İnternete girdi. Uzun bir uğraş sonucunda Doğa Aslansoy’un ev adresini bulabilmişti. Çantasını aldı, evden çıkmadan önce anne ve babasına baktı. Yine kulaklıkları ile birlikteydiler ve kızlarının evden onlardan habersiz çıktığının farkında bile değillerdi. Haberleri olsa da kızlarının nereye gittiğini umursamayacak ve ne yapmak istiyorsa izin vereceklerdi.
Ayşe Sevde yollara düştü. Uzun süre yürüdü ve konuma ulaştı. Konum olarak gösterilen yer ormanlık bir yerdi. Kafası karıştı. Böyle bir teknolojiyi bulan, milyarlar kazanan biri nasıl olurda küçücük ahşap bir kulübede oturabilirdi? Kulübenin kapısı aralıklıydı, içeri girdi. Etrafı gezerken pencereden bakarak resim çizen Doğa Aslansoy’u gördü. Doğa da onu gördü ve oturmasını rica etti.
Ayşe Sevde yaşadıklarını anlattı. Ve bu sesin insanları nasıl bu kadar rahatlattığını sordu. Doğa, çevresindeki seslerden ilham aldığını ve çoğunlukla onları kullandığını söyledi. Sonrasında ona kulaklığı taktı ve ondan gözlerini kapatıp duyduğu bu sesleri dikkatlice dinlemesini istedi. Ayşe Sevde kulaklığı takar takmaz kendini 3 yıl öncesinde anneannesinin köyünde kaldığı zamanda gibi hissetti. Ağaç yapraklarının hışırtıları, kuş cıvıltıları, rüzgâr esintilerinin sesleri…
Ayşe Sevde kendini çok fazla kaptırmıştı. Artık tamamen oradaymış gibiydi. Hafif rüzgâr esintisinin yanaklarına vurduğunu, yaz güneşinin ensesindeki sıcaklığını ve alnından akan terleri hissedebiliyordu. Bir anda Doğa kulaklığı çekti. 12 dakika 57 saniye olmuştu. Ayşe Sevde bunun çok güzel bir deneyim olduğunu söyledi. “Keşke biraz daha dinleyebilseydim,” diye düşündü fakat sonradan aklına ailesinin durumu geldi. Bunun için Doğa ile çözümler üretmeye başladılar. Dinledikleri sesler tabiattan seslerdi. İnsanlar bu seslerden ayrılamıyorlardı. Yani insanlık yeşilliğe, ağaç ve tabiat seslerine aç kalmıştı. Bunun üzerine birçok afiş tasarladılar, şirketlere reklam fikirleri sundular. Amaçları insanları yeşillendirme için bilinçlendirmekti. Televizyon kanallarında bilgiler verildi. Böylece insanlar da durumun farkına varıp çevrelerini yeşillendirmeye başladılar. Artık herkesin evinin bahçesinde bir sürü ağaç vardı. Her şey yolundaydı. Kulaklığı ise kimse kullanmıyordu. Tabiatın gerçeğini görmek, yaşamak varken niye yapayını istesinler ki?

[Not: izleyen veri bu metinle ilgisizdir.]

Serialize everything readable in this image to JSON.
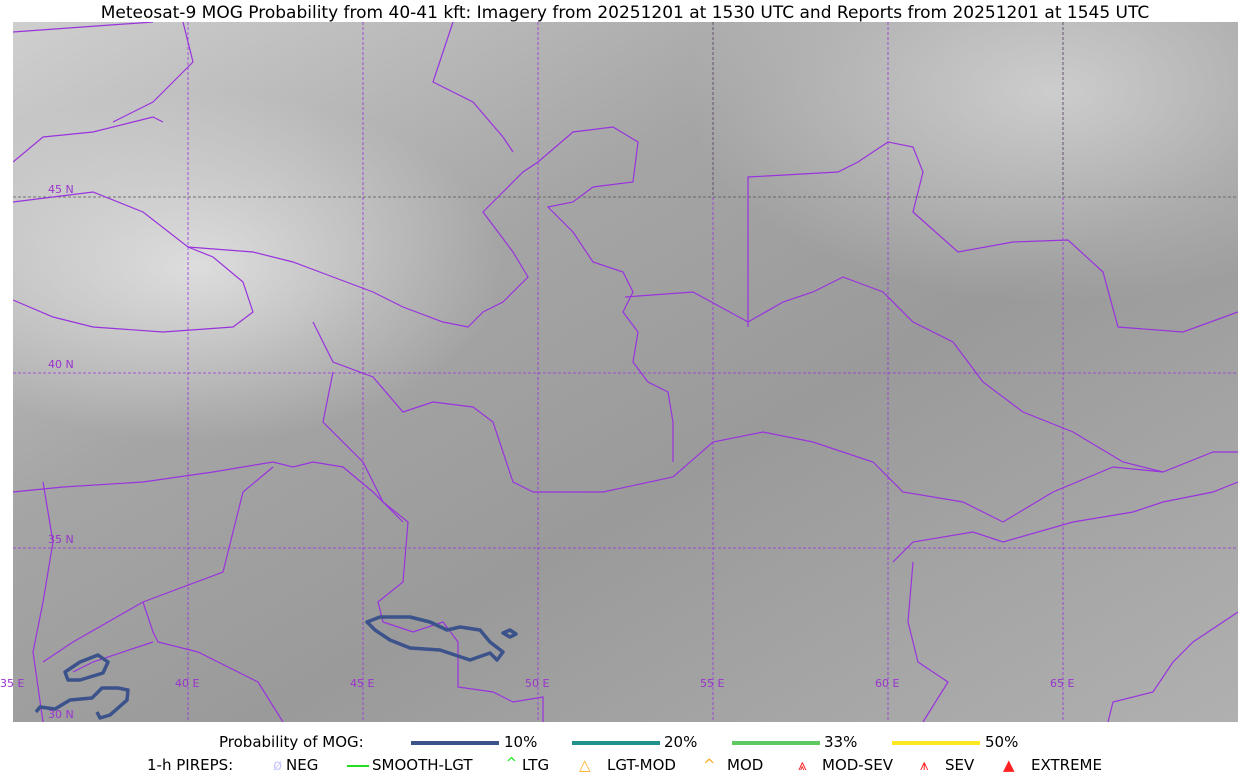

Asude kapı sesiyle irkildi. Odasına giren annesiydi. Yine kulaklığıyla müzik dinlerken hayallere dalmıştı. Annesi sinirle: “Yine mi müzik dinliyorsun! Haftaya matematik sınavın var ve sen hâlâ oyalanıyorsun! Hemen testlerini çözmeye başla!” dedi. Asude tüm bu hayal ettiklerini düşündü. “Keşke böyle rahatlatacak bir kulaklık olsa da onu sınav stresinden ve düşük not alma kaygısından kurtarsa,” diye iç geçirerek çalışma masasına oturdu. Ders kitabını açtı, testlerini çözmeye başladı.